I hate to say this but if the American automobile industry dies, the public will get what it deserves. A recent CNN poll has 61 percent of respondents opposing the Big Three’s plea for a government loan to stay afloat. Several so-called “i-reporters” have displayed their ignorance by claiming that foreign cars are better than domestic brands. From my own experience, that’s rubbish.
I drive an Oldsmobile Intrigue, vintage 2000 (left), and it has more than 100,000 miles on the clock. My only serious complaint in these past eight years is that the window motors failed. I am totally confident that if I decide to play golf today, the car will start and run with no trouble. I had a Taurus before that, and before that an Oldsmobile, two Cadillacs, a Chrysler Fifth Avenue, a Pontiac, a Ford Capri, a Mustang, a Camarro, and so on.
My wife, Sandra, has a wonderful little Escort (below) that she has driven for 13 years.
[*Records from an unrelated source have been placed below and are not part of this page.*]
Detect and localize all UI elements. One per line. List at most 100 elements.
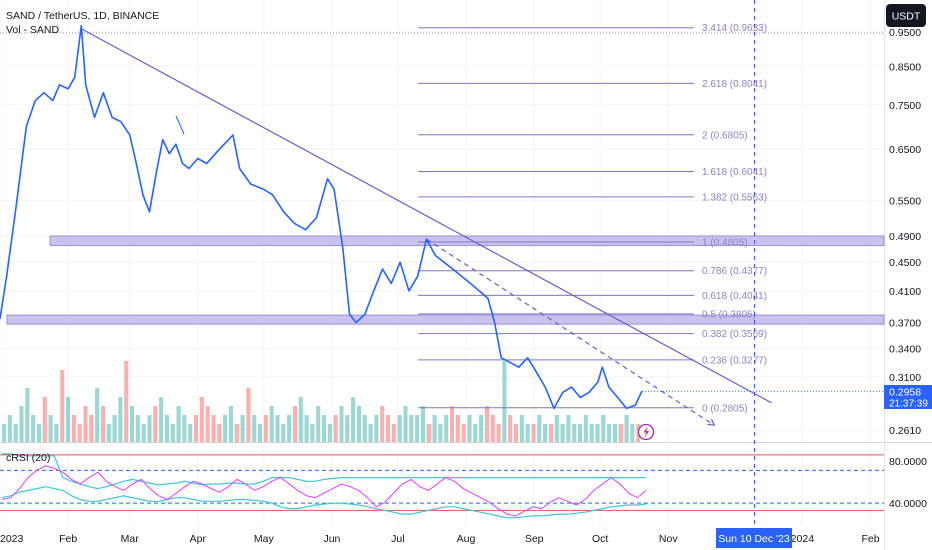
volume-bar xyxy=(502,361,507,442)
volume-bar xyxy=(141,424,146,442)
volume-bar xyxy=(415,415,420,442)
volume-bar xyxy=(7,415,12,442)
price-tick-label: 0.6500 xyxy=(889,144,921,156)
lightning-icon[interactable] xyxy=(637,423,655,441)
volume-bar xyxy=(572,424,577,442)
volume-bar xyxy=(2,424,7,442)
volume-bar xyxy=(182,415,187,442)
volume-bar xyxy=(240,415,245,442)
volume-bar xyxy=(281,424,286,442)
fib-level-label: 0.786 (0.4377) xyxy=(702,266,767,277)
fib-level-label: 0.236 (0.3277) xyxy=(702,355,767,366)
volume-bar xyxy=(287,415,292,442)
volume-bar xyxy=(194,415,199,442)
volume-bar xyxy=(48,415,53,442)
volume-bar xyxy=(583,415,588,442)
volume-bar xyxy=(164,415,169,442)
volume-bar xyxy=(66,397,71,442)
volume-bar xyxy=(386,415,391,442)
volume-bar xyxy=(368,424,373,442)
crsi-tick-label: 80.0000 xyxy=(889,456,927,468)
crsi-tick-label: 40.0000 xyxy=(889,498,927,510)
symbol-title: SAND / TetherUS, 1D, BINANCE xyxy=(6,10,159,22)
volume-bar xyxy=(106,424,111,442)
volume-bar xyxy=(409,415,414,442)
volume-bar xyxy=(461,424,466,442)
volume-bar xyxy=(566,415,571,442)
price-tick-label: 0.3100 xyxy=(889,372,921,384)
volume-bar xyxy=(322,415,327,442)
price-tick-label: 0.9500 xyxy=(889,27,921,39)
volume-bar xyxy=(176,406,181,442)
trendline xyxy=(81,28,772,404)
indicator-pane[interactable] xyxy=(0,443,884,525)
time-tick-label: 2023 xyxy=(0,533,24,545)
crsi-line xyxy=(1,465,647,517)
volume-bar xyxy=(188,424,193,442)
time-tick-label: Nov xyxy=(659,533,678,545)
volume-bar xyxy=(351,397,356,442)
time-tick-label: Apr xyxy=(190,533,207,545)
price-pane[interactable] xyxy=(0,0,884,442)
time-tick-label: Feb xyxy=(59,533,77,545)
price-tick-label: 0.4500 xyxy=(889,257,921,269)
volume-bar xyxy=(130,406,135,442)
price-axis: 0.9500 0.8500 0.7500 0.6500 0.5500 0.4900 0.45… xyxy=(889,27,921,437)
volume-bar xyxy=(420,406,425,442)
volume-bar xyxy=(554,415,559,442)
trendlines xyxy=(81,28,772,426)
volume-bar xyxy=(432,415,437,442)
volume-bar xyxy=(543,424,548,442)
time-axis: 2023 Feb Mar Apr May Jun Jul Aug Sep Oct Nov 2024 Fe… xyxy=(0,533,880,545)
volume-bar xyxy=(147,415,152,442)
fibonacci-extension: 3.414 (0.9633) 2.618 (0.8041) 2 (0.6805) 1.… xyxy=(418,23,767,414)
volume-bar xyxy=(211,415,216,442)
time-tick-label: Sep xyxy=(525,533,544,545)
volume-bar xyxy=(345,415,350,442)
volume-bar xyxy=(95,388,100,442)
volume-bar xyxy=(327,424,332,442)
currency-button[interactable]: USDT xyxy=(886,4,926,27)
time-marker-badge: Sun 10 Dec '23 xyxy=(716,528,792,548)
volume-bar xyxy=(397,415,402,442)
volume-bar xyxy=(89,415,94,442)
volume-bar xyxy=(316,406,321,442)
volume-bar xyxy=(595,424,600,442)
indicator-label: cRSI (20) xyxy=(6,452,50,464)
volume-bar xyxy=(199,397,204,442)
fib-level-label: 1 (0.4805) xyxy=(702,237,748,248)
volume-bar xyxy=(83,406,88,442)
volume-bar xyxy=(275,415,280,442)
volume-bar xyxy=(607,424,612,442)
volume-bar xyxy=(223,415,228,442)
volume-bar xyxy=(612,424,617,442)
time-tick-label: Jul xyxy=(391,533,404,545)
volume-bar xyxy=(624,415,629,442)
volume-bar xyxy=(537,415,542,442)
price-tick-label: 0.7500 xyxy=(889,100,921,112)
volume-bar xyxy=(473,424,478,442)
volume-bar xyxy=(304,415,309,442)
volume-bar xyxy=(13,424,18,442)
volume-bar xyxy=(42,397,47,442)
fib-level-label: 0.5 (0.3805) xyxy=(702,309,756,320)
volume-bar xyxy=(310,424,315,442)
volume-bar xyxy=(438,424,443,442)
trendline xyxy=(426,238,715,426)
volume-bar xyxy=(124,361,129,442)
currency-button-label: USDT xyxy=(892,11,921,23)
volume-bar xyxy=(548,424,553,442)
fib-level-label: 2 (0.6805) xyxy=(702,130,748,141)
bar-countdown: 21:37:39 xyxy=(889,399,928,410)
volume-bar xyxy=(560,424,565,442)
volume-bar xyxy=(519,415,524,442)
volume-bar xyxy=(339,406,344,442)
drawn-tick-line[interactable] xyxy=(175,115,185,135)
volume-bar xyxy=(269,406,274,442)
price-line xyxy=(0,24,643,410)
volume-bar xyxy=(263,415,268,442)
volume-bar xyxy=(356,406,361,442)
volume-bar xyxy=(455,415,460,442)
volume-bar xyxy=(484,406,489,442)
price-tick-label: 0.4100 xyxy=(889,286,921,298)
It has run for nearly 90,000 miles and looks like running for another 90,000. I haven’t checked the gas mileage lately, but I would be surprised if it isn’t in the high 30s. One tank of gas seems to last for weeks. She made the mistake once of buying a Nissan, and that piece of junk was in the shop more than it was on the road. When the transmission went out at 75,000 miles, we sold it to a mechanic for a dollar. The car she had before the Nissan was a Pontiac, and that lasted for years and years.
Once, when I was in financial trouble, I bought a 1965 Oldsmobile, which had been sitting under an oak tree in a Florida junk yard for who knows how many years. I named her Matilda. Before I could get Matilda to run, I had to clean out a squirrel’s nest in the carburetor. She was 24 years old, but I got her on the road and she transported me from place to place for a couple of years. Unfortunately, the squirrels had done some lasting damage to the carburetor and I was too cheap to replace it, so Matilda (through no fault of her own) left me stranded from time to time. A mechanic in Miami, who lived in the same condo complex as Sandra and me, promised to fix it. He removed the carburetor while I was asleep one night. The next morning, when I turned the key – kaboom! Goodbye Matilda.
My father never drove anything but a Ford, except for a 1937 Chevy that was a real work horse. Nobody I knew as a child who drove a pickup truck bought anything but a Ford or Chevy. Well, maybe a Dodge. Those Dodge pickups were “tallawah,” as they said back in the mountains of Jamaica. At one point we had a Jeep for off-road chores, and that thing could climb straight up a grassy hillside. Once the hill was so steep that it flipped over backwards and nearly killed poor Uncle Arthur.
My daughter, Grace, is driving up (from Miami to Lakeland) with her husband Frank and her sons, Jonathan and Adam, to see us after Christmas in her Saturn, and – believe me – it will get them here safely and comfortably. Frank has a vintage Caddy that he treasures, but it’s not easy on gas.
My sister’s husband, Wendell, always drove an Oldsmobile until he switched to a Buick Roadmaster, which he loved. Recently, he inherited a beautiful Cadillac. Wendell and my sister, Elizabeth, drive back and forth from New Port Richey, Florida, to Toronto, Canada, two or three times a year – so far, without incident. My brother, Bill, also has a love affair with his Caddy, which he will be driving from London (Canada) to Florida this winter, as usual.
My wife’s father, Buster, had an Impala for more than a decade and reluctantly sold it – as a favor – to a friend’s son, who totaled it. My brother-in-law, David, bought Buster one of those Chrysler X-cars – I think it was a Plymouth – and he drove it for the next 20 years or so. After his death it went to his sister, Ruthie (God rest your soul, Ruthie – we miss you!). I will bet anything that X-car is still chugging along somewhere.
So don’t try to tell me Americans can’t make cars. Look around you: What really, really old cars do you see on the road? No Sentras or Suzukis, a Toyota or two, maybe, but mostly Fords, Chevys and Chryslers. I wonder whether his beloved Hyundai will be around when my grandson, Jonathan, is my age. I doubt it (and not just because he keeps running it into things). I will bet anybody a sawbuck right now that Sandra’s Escort will be chugging along then, though. That baby is immortal.